The orchestra for the concert was slightly smaller than on the CD with, for example, a single trumpeter rather than two. One of the most beautiful of the instrumental pieces is the Soft Music (from Bonduca) that opens Act IV. It is here that the exquisite tone of the strings is most clearly demonstrated, playing at a low, French pitch of A392 and with a bow-hold that made a significant difference to their articulation, and sounding rather like a consort of viols. It is followed by the gorgeous Two daughters of this aged stream who try to entice (the un-named) Arthur to bathe naked with them (for we are so) and the Passacaglia: How happy the lover. It is one of the finest musical sequences from the whole of the English late 17th-century era.
Another magical moment comes in the final Act when (unbeknown to the audience) King Arthur defeats Oswald but immediately offers him forgiveness. A masque is called for, opening with Aeolus, the god of the winds, who calms the winds with Ye blust’ring brethen of the skies, the second part of which (Serene and calm) features two recorders in a moment of instrumental inspiration.
The instrumental innovations, most of which came from the players themselves, are described in detail in the CD book. They include omitting the continuo group from most of the instrumental pieces, giving a more focussed sound to the string group. The wind instruments employed coarser, historically appropriate reeds, giving a more martial sound, apparent in the concert when an oboe had to cover for the missing second trumpet. The trumpet/s were valveless, instruments without holes, commissioned specifically for the project and made by the Gabrieli’s principal trumpeter Jean-Francois Madeuf.
Although it was performed as a concert version, there were some moment of ‘acting’, notably near the start with the chorus in Hither this way (the two sides of the chorus conflicting as to which way was intended) and near the end with the inevitable high jinks of the drinking song of Comus and the Peasants. Some of the usually overblown pieces were performed with commendable restraint. The Cold Genius (Ashley Riches), for example, managed to avoid the usual overacting, and there were no bucolic Borsetshire accents until the drinking song. That, however, did include an interjection from Paul McCreesh and some timely waiving of EUflags – concert finished about an hour before the most recent date that the UK was supposed to have left the EU!

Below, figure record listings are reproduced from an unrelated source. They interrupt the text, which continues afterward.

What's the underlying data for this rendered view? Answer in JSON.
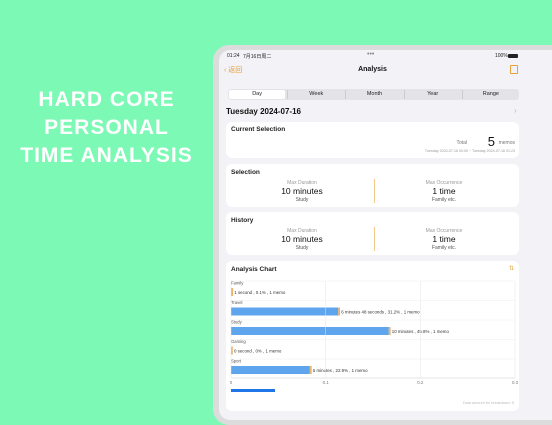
{
  "promo": {
    "lines": [
      "HARD CORE",
      "PERSONAL",
      "TIME ANALYSIS"
    ]
  },
  "status": {
    "time": "01:24",
    "date": "7月16日周二",
    "battery": "100%"
  },
  "nav": {
    "back": "返回",
    "title": "Analysis"
  },
  "tabs": {
    "items": [
      "Day",
      "Week",
      "Month",
      "Year",
      "Range"
    ],
    "selected": 0
  },
  "date": "Tuesday 2024-07-16",
  "current": {
    "title": "Current Selection",
    "total_label": "Total",
    "total": 5,
    "unit": "memos",
    "range": "Tuesday 2024-07-16 00:00 ~ Tuesday 2024-07-16 01:23"
  },
  "selection": {
    "title": "Selection",
    "max_duration_label": "Max Duration",
    "max_duration": "10 minutes",
    "max_duration_sub": "Study",
    "max_occurrence_label": "Max Occurrence",
    "max_occurrence": "1 time",
    "max_occurrence_sub": "Family etc."
  },
  "history": {
    "title": "History",
    "max_duration_label": "Max Duration",
    "max_duration": "10 minutes",
    "max_duration_sub": "Study",
    "max_occurrence_label": "Max Occurrence",
    "max_occurrence": "1 time",
    "max_occurrence_sub": "Family etc."
  },
  "chart": {
    "title": "Analysis Chart",
    "categories": [
      "Family",
      "Travel",
      "Study",
      "Gaming",
      "Sport"
    ],
    "values": [
      0.0003,
      0.1133,
      0.1667,
      0,
      0.0833
    ],
    "value_labels": [
      "1 second , 0.1% , 1 memo",
      "6 minutes 48 seconds , 31.2% , 1 memo",
      "10 minutes , 45.8% , 1 memo",
      "0 second , 0% , 1 memo",
      "5 minutes , 22.9% , 1 memo"
    ],
    "color": "#5fa5ee",
    "cap_color": "#e9b46a",
    "xlim": [
      0,
      0.3
    ],
    "xticks": [
      0,
      0.1,
      0.2,
      0.3
    ],
    "footer": "Data amount for breakdown: 5"
  }
}
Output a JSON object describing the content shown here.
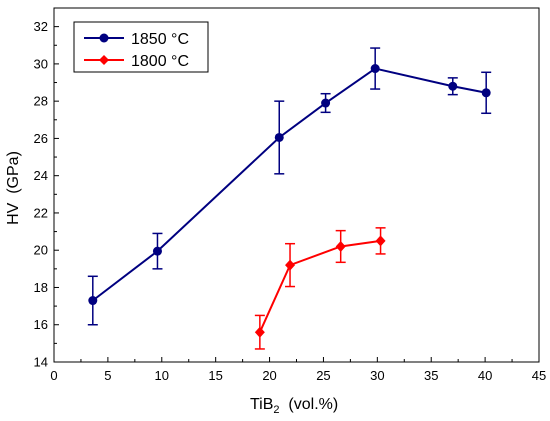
{
  "chart_data": {
    "type": "line",
    "xlabel": {
      "main": "TiB",
      "sub": "2",
      "rest": "  (vol.%)"
    },
    "ylabel": "HV  (GPa)",
    "xlim": [
      0,
      45
    ],
    "ylim": [
      14,
      33
    ],
    "x_ticks": [
      0,
      5,
      10,
      15,
      20,
      25,
      30,
      35,
      40,
      45
    ],
    "y_ticks": [
      14,
      16,
      18,
      20,
      22,
      24,
      26,
      28,
      30,
      32
    ],
    "legend_position": "top-left",
    "series": [
      {
        "name": "1850 °C",
        "color": "#000080",
        "marker": "circle",
        "points": [
          {
            "x": 3.6,
            "y": 17.3,
            "err": 1.3
          },
          {
            "x": 9.6,
            "y": 19.95,
            "err": 0.95
          },
          {
            "x": 20.9,
            "y": 26.05,
            "err": 1.95
          },
          {
            "x": 25.2,
            "y": 27.9,
            "err": 0.5
          },
          {
            "x": 29.8,
            "y": 29.75,
            "err": 1.1
          },
          {
            "x": 37.0,
            "y": 28.8,
            "err": 0.45
          },
          {
            "x": 40.1,
            "y": 28.45,
            "err": 1.1
          }
        ]
      },
      {
        "name": "1800 °C",
        "color": "#ff0000",
        "marker": "diamond",
        "points": [
          {
            "x": 19.1,
            "y": 15.6,
            "err": 0.9
          },
          {
            "x": 21.9,
            "y": 19.2,
            "err": 1.15
          },
          {
            "x": 26.6,
            "y": 20.2,
            "err": 0.85
          },
          {
            "x": 30.3,
            "y": 20.5,
            "err": 0.7
          }
        ]
      }
    ]
  }
}
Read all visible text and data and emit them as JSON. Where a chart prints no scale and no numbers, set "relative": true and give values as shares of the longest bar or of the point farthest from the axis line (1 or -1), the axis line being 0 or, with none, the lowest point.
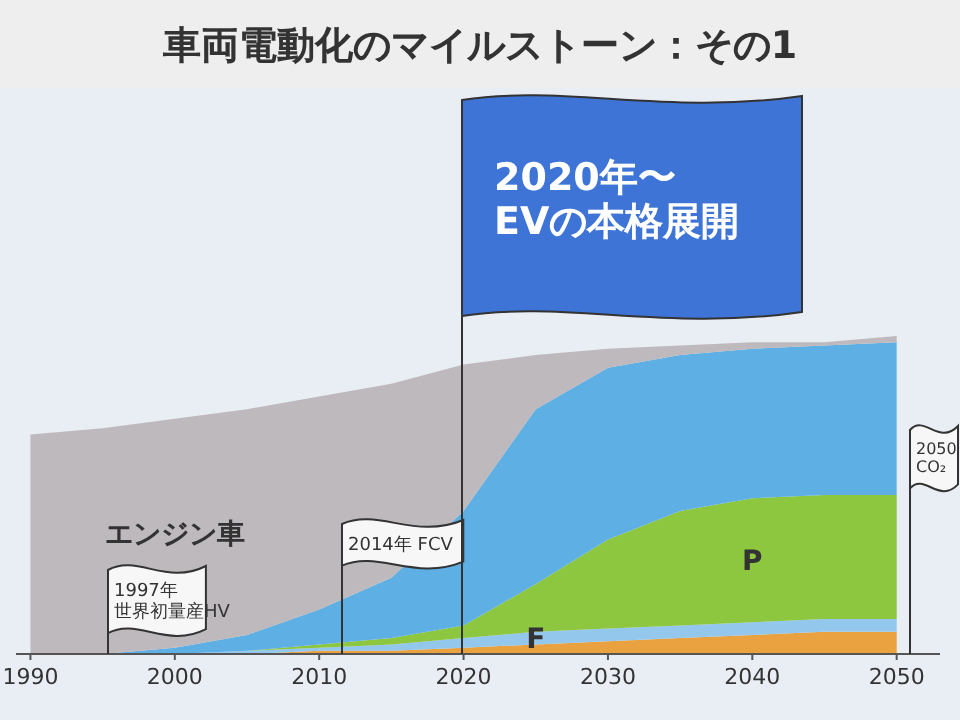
{
  "chart_data": {
    "type": "area",
    "stacked": true,
    "relative": true,
    "title": "車両電動化のマイルストーン：その1",
    "x": [
      1990,
      1995,
      2000,
      2005,
      2010,
      2015,
      2020,
      2025,
      2030,
      2035,
      2040,
      2045,
      2050
    ],
    "xlim": [
      1989,
      2053
    ],
    "xticks": [
      1990,
      2000,
      2010,
      2020,
      2030,
      2040,
      2050
    ],
    "series": [
      {
        "color": "#e9a23f",
        "values": [
          0,
          0,
          0,
          0,
          0.01,
          0.01,
          0.02,
          0.03,
          0.04,
          0.05,
          0.06,
          0.07,
          0.07
        ]
      },
      {
        "name": "F",
        "color": "#93c8ec",
        "values": [
          0,
          0,
          0,
          0.01,
          0.01,
          0.02,
          0.03,
          0.04,
          0.04,
          0.04,
          0.04,
          0.04,
          0.04
        ]
      },
      {
        "name": "P",
        "color": "#8dc63f",
        "values": [
          0,
          0,
          0,
          0,
          0.01,
          0.02,
          0.04,
          0.15,
          0.28,
          0.36,
          0.39,
          0.39,
          0.39
        ]
      },
      {
        "color": "#5eb0e4",
        "values": [
          0,
          0,
          0.02,
          0.05,
          0.11,
          0.19,
          0.36,
          0.55,
          0.54,
          0.49,
          0.47,
          0.47,
          0.48
        ]
      },
      {
        "name": "エンジン車",
        "color": "#bdb9bd",
        "values": [
          0.69,
          0.71,
          0.72,
          0.71,
          0.67,
          0.61,
          0.46,
          0.17,
          0.06,
          0.03,
          0.02,
          0.01,
          0.02
        ]
      }
    ],
    "annotations": [
      "1997年",
      "世界初量産HV",
      "2014年 FCV",
      "2020年〜",
      "EVの本格展開",
      "2050",
      "CO₂"
    ],
    "legend": false,
    "grid": false
  }
}
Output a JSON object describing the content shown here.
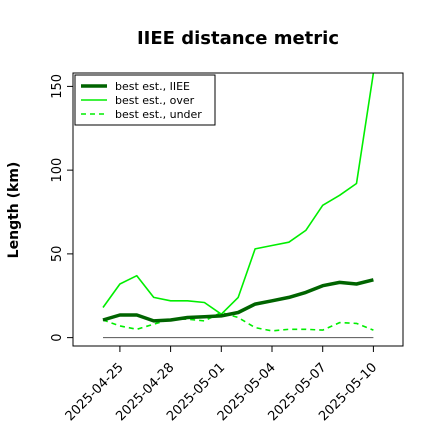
{
  "chart_data": {
    "type": "line",
    "title": "IIEE distance metric",
    "ylabel": "Length (km)",
    "xlabel": "",
    "ylim": [
      -5,
      158
    ],
    "yticks": [
      0,
      50,
      100,
      150
    ],
    "x": [
      "2025-04-24",
      "2025-04-25",
      "2025-04-26",
      "2025-04-27",
      "2025-04-28",
      "2025-04-29",
      "2025-04-30",
      "2025-05-01",
      "2025-05-02",
      "2025-05-03",
      "2025-05-04",
      "2025-05-05",
      "2025-05-06",
      "2025-05-07",
      "2025-05-08",
      "2025-05-09",
      "2025-05-10"
    ],
    "xticks": [
      "2025-04-25",
      "2025-04-28",
      "2025-05-01",
      "2025-05-04",
      "2025-05-07",
      "2025-05-10"
    ],
    "reference_line": 0,
    "legend_position": "top-left",
    "series": [
      {
        "name": "best est., IIEE",
        "color": "#006400",
        "style": "solid",
        "weight": "thick",
        "values": [
          10.5,
          13.5,
          13.5,
          10,
          10.5,
          12,
          12.5,
          13,
          15,
          20,
          22,
          24,
          27,
          31,
          33,
          32,
          34.5
        ]
      },
      {
        "name": "best est., over",
        "color": "#00ee00",
        "style": "solid",
        "weight": "thin",
        "values": [
          18,
          32,
          37,
          24,
          22,
          22,
          21,
          14,
          24,
          53,
          55,
          57,
          64,
          79,
          85,
          92,
          158
        ]
      },
      {
        "name": "best est., under",
        "color": "#00ee00",
        "style": "dashed",
        "weight": "thin",
        "values": [
          10.5,
          7,
          5,
          8,
          11,
          11,
          10,
          15,
          12,
          6,
          4,
          5,
          5,
          4.5,
          9,
          8.5,
          4.5
        ]
      }
    ]
  }
}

Paul McCreesh’s direction was excellent. I liked the way he stood aside in the smaller-scale moments and letting his performers just get on with it. During the concert I did wonder if a little more time could have been allowed between the various musical moments – they did rather flow into each other. The CD book includes excellent articles about the instruments used and other performance issues, together with the full plot of the play. If you have strong views on vibrato, I suggest you listen to a few tracks before buying.